Page 30 of Play Your Part

Or at least, it had been my own.

“Do tell how you heard all about that in your no-hockey bubble. Been asking around about me?”

Kennedy’s smug smile fell into something resembling sadness, but it was gone in a blink, making me wonder if I’d imagined it. “You wish, hotshot.”

My jaw ticked at the nickname and the impeccably insulting way Kennedy delivered it.

“So what’s next in your playbook?” she asked. “Are we supposed to hold hands and skate in circles? Or should I stand to the side as you zip and zag across the rink?”

“You think I lead with the hockey because that’s all I have?”

Kennedy unhooked her arm from mine and skated away from me. “I imagine some women are into this whole strong, cocky man thing you have going on.” She waved her hand around, encompassing my entire body.

I scoffed. “Some women.”

“I’m sure they’re out there.” Kennedy grinned, the first genuine one she’d deigned to toss my way. And it had been in service of mocking me. “Don’t give up hope.”

I couldn’t keep up with her changing tactics fromI’m a fuckboytoI’ll never find someone to tolerate me. Although they weren’t far from the same insult. There was no shortage of women who would bang Alexei Volkov, winger for the Palmer City Wolves, but there were few who would stick around if I were only Alexei. Cora hadn’t. Kennedy had no way of knowing how dead-on her insult was to the most insecure part of me. Would it bring her joy to know how much those words stung? Or would she see our similarities—two people left behind by the people who knew us best, who supposedly loved us?

“Finding someone is the furthest thing from my mind,” I told her.

“Me too.”

“So…” I said, moving away from this topic. “What was it like growing up with the owner of a professional hockey team?”

“It was fine, as you would expect.”

“Did you ever go to any games?”

This question brought her assessing eyes back to mine, full of wariness. “I went to some.”

“And?” I prompted.

“And what?”

“What turned you against it?” I asked, desperate to understand how Kennedy could hate this sport I loved more than anything else in the world. “Bad game? Food made you sick? You resented moving here?”
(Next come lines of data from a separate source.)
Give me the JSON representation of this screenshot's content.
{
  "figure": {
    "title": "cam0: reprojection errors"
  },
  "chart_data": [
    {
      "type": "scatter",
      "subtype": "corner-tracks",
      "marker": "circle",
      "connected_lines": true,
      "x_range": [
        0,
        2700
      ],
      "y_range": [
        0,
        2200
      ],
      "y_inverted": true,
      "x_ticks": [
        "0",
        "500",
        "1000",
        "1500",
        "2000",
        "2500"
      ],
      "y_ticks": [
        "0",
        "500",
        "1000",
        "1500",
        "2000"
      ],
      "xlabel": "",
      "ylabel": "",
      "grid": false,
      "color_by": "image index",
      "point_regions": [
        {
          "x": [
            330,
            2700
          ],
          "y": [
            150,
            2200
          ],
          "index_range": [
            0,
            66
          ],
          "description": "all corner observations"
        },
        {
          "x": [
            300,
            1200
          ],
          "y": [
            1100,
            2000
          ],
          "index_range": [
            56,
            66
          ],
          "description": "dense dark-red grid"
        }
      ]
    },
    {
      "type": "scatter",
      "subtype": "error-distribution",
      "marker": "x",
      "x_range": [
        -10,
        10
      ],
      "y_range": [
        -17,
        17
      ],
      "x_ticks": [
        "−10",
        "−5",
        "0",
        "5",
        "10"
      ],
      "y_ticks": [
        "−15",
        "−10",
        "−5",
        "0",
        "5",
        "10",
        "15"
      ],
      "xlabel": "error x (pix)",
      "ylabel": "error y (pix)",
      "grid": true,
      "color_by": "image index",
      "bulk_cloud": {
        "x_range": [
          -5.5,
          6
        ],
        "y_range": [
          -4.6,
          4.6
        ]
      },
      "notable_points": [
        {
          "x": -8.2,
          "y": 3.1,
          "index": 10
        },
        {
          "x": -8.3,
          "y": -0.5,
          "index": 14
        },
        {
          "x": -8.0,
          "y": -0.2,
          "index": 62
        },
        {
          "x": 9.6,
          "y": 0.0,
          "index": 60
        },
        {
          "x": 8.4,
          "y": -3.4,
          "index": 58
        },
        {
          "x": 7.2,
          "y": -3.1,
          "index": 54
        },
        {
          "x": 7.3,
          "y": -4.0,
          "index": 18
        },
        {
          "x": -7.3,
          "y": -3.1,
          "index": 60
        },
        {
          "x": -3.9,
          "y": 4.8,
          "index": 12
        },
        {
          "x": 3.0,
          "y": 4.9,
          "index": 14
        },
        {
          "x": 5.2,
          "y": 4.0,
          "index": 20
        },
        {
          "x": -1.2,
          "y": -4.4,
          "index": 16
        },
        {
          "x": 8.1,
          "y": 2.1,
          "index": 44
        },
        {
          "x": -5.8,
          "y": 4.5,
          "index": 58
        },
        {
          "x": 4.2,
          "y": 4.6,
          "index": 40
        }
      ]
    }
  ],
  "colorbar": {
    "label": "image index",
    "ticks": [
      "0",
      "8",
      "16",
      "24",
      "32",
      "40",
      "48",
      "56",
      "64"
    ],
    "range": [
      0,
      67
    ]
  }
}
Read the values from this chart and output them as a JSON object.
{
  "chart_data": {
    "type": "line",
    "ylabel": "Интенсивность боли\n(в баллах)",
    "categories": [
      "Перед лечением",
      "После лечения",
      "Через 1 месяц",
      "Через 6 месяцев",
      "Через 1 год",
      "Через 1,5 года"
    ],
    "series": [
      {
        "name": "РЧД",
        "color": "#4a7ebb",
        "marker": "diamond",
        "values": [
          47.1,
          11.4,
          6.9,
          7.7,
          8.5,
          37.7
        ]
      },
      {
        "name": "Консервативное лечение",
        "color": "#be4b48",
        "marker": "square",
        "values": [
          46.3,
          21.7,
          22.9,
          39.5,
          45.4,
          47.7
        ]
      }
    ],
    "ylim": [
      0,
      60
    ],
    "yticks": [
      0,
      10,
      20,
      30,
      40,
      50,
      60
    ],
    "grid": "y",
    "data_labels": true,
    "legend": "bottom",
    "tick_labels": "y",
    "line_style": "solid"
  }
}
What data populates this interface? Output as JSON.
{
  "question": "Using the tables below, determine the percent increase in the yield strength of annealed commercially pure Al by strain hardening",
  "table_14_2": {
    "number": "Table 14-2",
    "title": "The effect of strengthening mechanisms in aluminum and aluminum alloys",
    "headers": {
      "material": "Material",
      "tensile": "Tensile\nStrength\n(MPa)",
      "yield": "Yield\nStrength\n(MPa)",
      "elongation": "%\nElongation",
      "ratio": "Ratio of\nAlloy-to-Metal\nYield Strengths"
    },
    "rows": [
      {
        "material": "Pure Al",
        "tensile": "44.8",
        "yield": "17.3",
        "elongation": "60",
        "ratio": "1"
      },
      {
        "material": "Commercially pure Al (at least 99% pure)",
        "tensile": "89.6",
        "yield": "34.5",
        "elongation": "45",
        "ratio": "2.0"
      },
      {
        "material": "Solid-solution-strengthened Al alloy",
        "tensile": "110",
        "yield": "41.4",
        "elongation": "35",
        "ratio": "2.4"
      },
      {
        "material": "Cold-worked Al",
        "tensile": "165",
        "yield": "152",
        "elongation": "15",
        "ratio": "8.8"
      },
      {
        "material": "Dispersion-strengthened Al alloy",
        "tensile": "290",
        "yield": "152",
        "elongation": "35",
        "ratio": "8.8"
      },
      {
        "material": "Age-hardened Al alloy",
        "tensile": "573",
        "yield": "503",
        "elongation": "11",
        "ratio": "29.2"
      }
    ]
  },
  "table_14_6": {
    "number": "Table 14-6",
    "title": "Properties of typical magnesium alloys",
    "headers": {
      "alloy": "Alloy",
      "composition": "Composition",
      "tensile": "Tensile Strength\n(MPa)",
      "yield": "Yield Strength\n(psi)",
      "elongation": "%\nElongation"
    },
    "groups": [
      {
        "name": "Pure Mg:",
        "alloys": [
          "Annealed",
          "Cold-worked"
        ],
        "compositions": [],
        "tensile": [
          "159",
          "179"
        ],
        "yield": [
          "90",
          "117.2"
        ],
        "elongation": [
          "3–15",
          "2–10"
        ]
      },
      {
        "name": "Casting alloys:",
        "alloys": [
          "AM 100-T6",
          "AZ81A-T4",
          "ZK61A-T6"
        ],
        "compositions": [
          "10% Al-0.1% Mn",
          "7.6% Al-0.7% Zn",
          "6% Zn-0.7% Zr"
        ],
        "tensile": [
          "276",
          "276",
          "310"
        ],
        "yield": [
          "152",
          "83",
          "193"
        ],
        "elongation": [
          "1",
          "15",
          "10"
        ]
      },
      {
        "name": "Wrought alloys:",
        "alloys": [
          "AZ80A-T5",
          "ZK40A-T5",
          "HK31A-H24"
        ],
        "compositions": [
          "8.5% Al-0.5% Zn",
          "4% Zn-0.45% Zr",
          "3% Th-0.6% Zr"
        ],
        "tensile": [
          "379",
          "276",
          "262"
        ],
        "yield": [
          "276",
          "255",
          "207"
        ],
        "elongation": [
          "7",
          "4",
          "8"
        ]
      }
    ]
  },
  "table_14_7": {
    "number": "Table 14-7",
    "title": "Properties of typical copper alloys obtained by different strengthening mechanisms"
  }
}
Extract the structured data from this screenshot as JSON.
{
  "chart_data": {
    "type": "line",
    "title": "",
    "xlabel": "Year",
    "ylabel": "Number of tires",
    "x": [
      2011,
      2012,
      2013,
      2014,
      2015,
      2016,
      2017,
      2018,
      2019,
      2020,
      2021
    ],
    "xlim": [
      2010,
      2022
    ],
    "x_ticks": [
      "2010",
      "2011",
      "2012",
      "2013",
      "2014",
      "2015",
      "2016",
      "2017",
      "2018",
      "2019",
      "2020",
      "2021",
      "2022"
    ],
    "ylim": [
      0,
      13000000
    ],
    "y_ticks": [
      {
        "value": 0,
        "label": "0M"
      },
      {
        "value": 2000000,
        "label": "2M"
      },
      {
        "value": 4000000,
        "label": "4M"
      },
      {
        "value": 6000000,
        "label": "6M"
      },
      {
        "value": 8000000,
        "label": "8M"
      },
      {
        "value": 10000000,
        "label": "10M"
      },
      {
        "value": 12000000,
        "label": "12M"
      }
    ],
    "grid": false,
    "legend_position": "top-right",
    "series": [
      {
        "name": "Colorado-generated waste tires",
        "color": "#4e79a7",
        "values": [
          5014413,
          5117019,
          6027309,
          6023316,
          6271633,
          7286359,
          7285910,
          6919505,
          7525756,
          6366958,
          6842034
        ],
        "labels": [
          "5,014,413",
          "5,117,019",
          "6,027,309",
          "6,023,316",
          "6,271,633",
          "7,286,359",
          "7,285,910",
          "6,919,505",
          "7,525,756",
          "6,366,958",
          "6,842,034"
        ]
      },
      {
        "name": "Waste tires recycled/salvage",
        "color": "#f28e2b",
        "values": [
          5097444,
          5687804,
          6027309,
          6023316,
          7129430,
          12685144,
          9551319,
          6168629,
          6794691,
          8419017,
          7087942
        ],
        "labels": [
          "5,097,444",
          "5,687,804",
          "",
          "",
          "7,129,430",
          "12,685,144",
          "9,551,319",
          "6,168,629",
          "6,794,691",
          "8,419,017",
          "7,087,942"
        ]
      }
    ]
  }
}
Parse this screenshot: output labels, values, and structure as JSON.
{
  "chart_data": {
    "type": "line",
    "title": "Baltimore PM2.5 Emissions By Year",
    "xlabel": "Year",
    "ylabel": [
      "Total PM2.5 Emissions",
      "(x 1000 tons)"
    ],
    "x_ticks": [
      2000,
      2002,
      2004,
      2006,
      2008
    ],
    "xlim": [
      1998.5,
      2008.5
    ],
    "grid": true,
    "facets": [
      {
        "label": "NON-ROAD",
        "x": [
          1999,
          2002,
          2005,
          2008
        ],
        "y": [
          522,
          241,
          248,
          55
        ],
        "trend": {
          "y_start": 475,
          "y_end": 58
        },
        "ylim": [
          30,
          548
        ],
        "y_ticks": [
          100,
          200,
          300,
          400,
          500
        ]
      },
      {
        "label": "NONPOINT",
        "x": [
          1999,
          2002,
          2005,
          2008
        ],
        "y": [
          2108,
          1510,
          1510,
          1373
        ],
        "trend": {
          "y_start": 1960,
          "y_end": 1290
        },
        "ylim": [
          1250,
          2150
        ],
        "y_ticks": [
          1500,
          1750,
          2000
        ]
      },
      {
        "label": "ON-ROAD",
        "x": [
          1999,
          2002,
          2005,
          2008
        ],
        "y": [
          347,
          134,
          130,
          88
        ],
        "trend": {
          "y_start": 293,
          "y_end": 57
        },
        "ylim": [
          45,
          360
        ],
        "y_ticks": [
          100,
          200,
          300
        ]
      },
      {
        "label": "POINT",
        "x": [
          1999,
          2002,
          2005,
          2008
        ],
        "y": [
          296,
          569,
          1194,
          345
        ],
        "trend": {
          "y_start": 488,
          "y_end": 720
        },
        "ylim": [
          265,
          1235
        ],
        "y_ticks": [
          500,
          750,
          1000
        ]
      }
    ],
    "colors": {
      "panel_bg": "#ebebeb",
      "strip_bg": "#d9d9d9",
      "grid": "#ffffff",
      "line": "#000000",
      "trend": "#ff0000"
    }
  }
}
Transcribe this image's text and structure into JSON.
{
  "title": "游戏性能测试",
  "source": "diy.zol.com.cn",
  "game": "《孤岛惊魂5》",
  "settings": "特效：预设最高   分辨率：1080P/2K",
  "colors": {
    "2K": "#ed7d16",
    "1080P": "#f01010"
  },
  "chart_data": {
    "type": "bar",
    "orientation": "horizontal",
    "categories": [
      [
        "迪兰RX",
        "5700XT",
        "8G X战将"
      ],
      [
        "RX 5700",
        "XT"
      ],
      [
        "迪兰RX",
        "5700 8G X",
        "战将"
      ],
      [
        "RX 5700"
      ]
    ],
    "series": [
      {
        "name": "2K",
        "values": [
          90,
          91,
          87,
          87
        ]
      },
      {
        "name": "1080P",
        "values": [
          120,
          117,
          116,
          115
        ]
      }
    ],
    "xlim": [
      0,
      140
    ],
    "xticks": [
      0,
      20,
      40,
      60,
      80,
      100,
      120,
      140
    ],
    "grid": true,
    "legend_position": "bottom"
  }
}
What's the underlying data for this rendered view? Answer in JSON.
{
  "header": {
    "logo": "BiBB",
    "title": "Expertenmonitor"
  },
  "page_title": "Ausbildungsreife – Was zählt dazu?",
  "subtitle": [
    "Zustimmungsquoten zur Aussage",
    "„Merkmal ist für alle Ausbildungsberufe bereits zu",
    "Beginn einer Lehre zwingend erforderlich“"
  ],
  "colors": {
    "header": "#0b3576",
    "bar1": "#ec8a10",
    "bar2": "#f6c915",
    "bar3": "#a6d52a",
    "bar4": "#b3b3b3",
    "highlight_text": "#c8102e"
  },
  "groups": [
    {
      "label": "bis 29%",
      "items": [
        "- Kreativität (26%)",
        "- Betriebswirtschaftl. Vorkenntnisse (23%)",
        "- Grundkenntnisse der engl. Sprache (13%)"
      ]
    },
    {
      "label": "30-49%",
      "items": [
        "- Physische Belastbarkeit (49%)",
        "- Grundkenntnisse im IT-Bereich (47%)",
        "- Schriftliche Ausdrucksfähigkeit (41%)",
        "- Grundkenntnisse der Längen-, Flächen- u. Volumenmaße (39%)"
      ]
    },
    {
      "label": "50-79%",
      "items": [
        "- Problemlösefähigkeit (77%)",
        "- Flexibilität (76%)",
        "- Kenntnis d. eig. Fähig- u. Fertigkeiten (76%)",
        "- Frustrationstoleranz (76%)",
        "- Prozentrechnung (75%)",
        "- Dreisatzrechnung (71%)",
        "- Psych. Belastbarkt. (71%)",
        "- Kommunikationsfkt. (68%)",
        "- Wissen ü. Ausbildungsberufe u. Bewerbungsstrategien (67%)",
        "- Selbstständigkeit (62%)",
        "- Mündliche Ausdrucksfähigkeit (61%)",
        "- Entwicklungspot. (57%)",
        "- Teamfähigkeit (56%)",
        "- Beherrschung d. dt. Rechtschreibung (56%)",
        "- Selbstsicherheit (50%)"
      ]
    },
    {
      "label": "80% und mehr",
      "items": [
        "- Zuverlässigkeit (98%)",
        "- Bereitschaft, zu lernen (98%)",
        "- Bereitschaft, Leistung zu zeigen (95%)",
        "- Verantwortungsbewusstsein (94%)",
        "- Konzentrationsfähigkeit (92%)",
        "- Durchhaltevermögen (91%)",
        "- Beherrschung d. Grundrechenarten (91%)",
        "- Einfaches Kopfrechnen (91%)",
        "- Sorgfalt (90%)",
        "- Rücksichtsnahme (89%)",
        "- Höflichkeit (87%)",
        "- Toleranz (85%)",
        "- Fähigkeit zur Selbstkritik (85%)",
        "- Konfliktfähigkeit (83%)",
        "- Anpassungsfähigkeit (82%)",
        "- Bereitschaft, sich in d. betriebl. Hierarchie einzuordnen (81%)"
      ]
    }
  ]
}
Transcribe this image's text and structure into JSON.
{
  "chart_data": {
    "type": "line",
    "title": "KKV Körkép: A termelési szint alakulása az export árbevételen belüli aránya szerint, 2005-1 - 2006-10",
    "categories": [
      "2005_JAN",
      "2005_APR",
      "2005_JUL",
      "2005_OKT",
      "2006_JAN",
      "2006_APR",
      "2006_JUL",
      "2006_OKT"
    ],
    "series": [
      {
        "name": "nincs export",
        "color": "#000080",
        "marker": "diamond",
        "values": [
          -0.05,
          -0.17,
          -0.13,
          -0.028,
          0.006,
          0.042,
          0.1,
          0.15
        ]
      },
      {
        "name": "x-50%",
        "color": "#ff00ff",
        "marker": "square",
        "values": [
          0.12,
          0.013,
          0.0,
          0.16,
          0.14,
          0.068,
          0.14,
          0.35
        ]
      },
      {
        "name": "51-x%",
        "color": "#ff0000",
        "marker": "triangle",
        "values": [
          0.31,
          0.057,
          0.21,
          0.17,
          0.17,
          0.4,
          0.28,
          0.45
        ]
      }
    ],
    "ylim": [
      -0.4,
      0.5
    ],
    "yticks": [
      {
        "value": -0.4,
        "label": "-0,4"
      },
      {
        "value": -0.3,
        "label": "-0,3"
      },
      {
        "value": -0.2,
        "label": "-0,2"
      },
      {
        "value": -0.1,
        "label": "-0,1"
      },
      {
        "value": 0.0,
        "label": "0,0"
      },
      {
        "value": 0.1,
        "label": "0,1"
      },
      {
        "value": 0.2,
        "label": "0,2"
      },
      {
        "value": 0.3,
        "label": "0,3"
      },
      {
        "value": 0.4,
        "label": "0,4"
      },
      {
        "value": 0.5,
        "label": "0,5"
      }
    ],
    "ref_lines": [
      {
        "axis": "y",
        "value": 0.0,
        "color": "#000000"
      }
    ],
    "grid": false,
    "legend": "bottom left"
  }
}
She closed her eyes so all I could see was her dark eye shadow. “I stopped liking it.” She affected a casual shrug as her eyes opened. “I got bored, I guess.”

“Bored,” I repeated. For all the complaints about my sport, feeling bored while watching a game was the one I heard the least. Hockey games flew by, thanks to near-constant action and very few breaks.

“Yes, bored,” she said as her skating speed dropped to a crawl. It was a strategy to lose me, going so slow I couldn’t stand it. Too bad my stubbornness trumped my impatience. “Like I counted the minutes until I could leave. Satisfied?”

“I bet Ward loved hearing that.”

“I don’t want to talk to you about Justin.”

“You don’t want to talk to me about anything.”

“Ding, ding, ding,” Kennedy said, punctuating each word with a jab of her finger in the air. She stopped skating altogether and plastered herself against the boards.

I glanced toward the glass separating the rink from the lobby. The crowd had waned, but we still weren’t alone. “This is no picnic for me either,” I said in a low voice. No one could hear us from so far away; I knew it, but my paranoia over someone finding out about our arrangement had me barely whispering the words. If people found out, Kennedy could hide away for a few weeks, but I would be screwed.

“Glad we’re finally on the same page about something,” she said.

“But you agreed to do this. For whatever reason.” I gave her a pointed glare, conveying I knew full well why she agreed. I let her see my judgment. The fact that what I needed to fix this whole media mess would also bring her back to that prick filled me with resentment. Even when Ward lost, he won. “So we need to know enough about each other to pass at this whole dating thing.”

Kennedy crossed her arms over her chest. “Then why don’t you tell me three things about your life, hotshot? I’ll do the same, then we can call it a night.”